In closing, I'd like to share with you one of my favorite scenes from the movie, which I think really hits home. For the opposing view, Mr. Baum. I gotta stand for this. Okay, hi. My firm's thesis is pretty simple, Wall St. took a good idea, Lewis Renierie's mortgage bond, and turned it into an atomic bomb of fraud and stupidity that is on his way to decimating the world economy.
- How do you really feel? - I'm glad you still have a sense of humor. I wouldn't if I were you.
Now, anyone who knows me knows that I have no problem telling someone they're wrong. But for the first time in my life, it's not so enjoyable. We live in an era of fraud in America casinoslots sa.
Not just in banking, but in government, education, religion, food, even baseball. What bothers me isn't that fraud is not nice or that fraud is mean. It's that, for fifteen thousand years, fraud and short-sighting thinking have never ever worked. Not once. Eventually, people get caught.
Things go south. When the hell did we forget all of that? I thought we were better than this, I really did.
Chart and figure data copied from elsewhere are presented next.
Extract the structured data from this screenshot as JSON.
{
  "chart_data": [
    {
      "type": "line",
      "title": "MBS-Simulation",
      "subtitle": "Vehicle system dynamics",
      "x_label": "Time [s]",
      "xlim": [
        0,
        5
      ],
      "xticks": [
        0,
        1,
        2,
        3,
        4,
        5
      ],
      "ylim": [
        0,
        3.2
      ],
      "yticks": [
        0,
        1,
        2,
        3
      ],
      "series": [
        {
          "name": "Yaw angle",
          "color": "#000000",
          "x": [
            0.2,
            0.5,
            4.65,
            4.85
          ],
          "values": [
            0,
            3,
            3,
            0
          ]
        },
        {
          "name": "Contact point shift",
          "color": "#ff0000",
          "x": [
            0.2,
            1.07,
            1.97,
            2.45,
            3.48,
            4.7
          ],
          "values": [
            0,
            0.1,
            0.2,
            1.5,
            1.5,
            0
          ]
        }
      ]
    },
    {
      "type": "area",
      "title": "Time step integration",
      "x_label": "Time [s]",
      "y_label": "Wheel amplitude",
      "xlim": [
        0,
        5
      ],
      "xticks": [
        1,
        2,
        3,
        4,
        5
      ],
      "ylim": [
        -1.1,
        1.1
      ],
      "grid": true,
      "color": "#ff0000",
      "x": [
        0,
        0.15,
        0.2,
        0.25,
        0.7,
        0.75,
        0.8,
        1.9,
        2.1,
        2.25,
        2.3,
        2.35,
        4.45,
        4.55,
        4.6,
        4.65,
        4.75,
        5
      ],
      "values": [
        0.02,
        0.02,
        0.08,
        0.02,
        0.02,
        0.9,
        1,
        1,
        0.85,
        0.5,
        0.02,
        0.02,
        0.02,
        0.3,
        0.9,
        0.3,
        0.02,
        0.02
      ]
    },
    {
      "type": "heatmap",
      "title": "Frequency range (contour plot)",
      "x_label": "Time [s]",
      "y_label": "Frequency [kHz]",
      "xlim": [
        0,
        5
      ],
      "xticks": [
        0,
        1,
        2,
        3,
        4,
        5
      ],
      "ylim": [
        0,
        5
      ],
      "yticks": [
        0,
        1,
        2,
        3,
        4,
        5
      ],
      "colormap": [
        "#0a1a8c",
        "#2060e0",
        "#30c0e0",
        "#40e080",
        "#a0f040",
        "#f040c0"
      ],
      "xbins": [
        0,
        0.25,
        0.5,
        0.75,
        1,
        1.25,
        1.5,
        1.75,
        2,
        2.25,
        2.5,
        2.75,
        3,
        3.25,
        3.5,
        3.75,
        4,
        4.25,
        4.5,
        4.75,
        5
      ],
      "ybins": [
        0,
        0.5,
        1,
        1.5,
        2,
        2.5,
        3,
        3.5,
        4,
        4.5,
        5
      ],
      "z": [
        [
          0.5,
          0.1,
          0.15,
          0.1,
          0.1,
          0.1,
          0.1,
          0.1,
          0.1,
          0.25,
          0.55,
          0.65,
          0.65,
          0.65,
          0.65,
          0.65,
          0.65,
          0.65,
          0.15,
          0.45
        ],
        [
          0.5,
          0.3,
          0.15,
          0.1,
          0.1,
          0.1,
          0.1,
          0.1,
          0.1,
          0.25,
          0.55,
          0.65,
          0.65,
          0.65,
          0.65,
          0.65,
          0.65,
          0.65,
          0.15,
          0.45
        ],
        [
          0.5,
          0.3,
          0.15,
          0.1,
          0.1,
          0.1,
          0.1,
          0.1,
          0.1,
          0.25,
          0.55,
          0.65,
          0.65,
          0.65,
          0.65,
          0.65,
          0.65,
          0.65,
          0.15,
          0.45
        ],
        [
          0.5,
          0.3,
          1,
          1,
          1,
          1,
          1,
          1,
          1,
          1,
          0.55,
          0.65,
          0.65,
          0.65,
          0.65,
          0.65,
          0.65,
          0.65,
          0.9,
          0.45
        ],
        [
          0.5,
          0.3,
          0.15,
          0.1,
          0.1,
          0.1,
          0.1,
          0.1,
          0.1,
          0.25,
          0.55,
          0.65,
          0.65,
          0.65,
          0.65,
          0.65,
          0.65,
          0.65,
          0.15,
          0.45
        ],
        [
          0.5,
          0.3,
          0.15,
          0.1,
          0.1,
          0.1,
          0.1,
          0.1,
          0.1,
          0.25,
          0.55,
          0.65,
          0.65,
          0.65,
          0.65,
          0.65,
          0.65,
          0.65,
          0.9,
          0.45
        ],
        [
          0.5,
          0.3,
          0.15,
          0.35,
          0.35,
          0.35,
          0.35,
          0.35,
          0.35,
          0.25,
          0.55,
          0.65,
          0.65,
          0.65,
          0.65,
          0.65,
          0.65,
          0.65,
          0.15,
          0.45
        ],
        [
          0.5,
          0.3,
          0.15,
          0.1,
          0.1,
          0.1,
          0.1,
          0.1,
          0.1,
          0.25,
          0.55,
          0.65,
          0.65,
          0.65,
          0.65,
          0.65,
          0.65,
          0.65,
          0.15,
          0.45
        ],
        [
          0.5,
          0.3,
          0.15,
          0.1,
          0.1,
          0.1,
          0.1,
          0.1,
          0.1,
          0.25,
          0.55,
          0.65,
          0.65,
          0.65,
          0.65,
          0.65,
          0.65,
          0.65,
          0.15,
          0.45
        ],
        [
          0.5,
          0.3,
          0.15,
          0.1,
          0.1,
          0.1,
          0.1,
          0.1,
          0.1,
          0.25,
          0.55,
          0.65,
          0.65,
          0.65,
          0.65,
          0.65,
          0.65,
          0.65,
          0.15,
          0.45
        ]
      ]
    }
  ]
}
And the fact that we're not doesn't make me feel alright and superior. It makes me feel sad.
And as fun as it is to watch pompus, dumb Wall Streeters be wildly wrong - and you are wrong, sir - I just know that at the end of the day, average people are going to be the ones that are gonna have to pay for all of this. Because they always, always do. That's my two cents. Thank-you. Does our bull have a response?
Only that in the entire history of Wall St, no investment bank has ever failed unless caught in criminal activities. So, yes, I stand by my Bear Stearns optimism. - Mr. Miller, I'm sorry, quick question.
From the time you guys started talking, Bear Stearns' stock has fallen more than 38%. Would you still buy more? (Nervously) Yeah, sure, of course I'd buy more, why not? - Boom.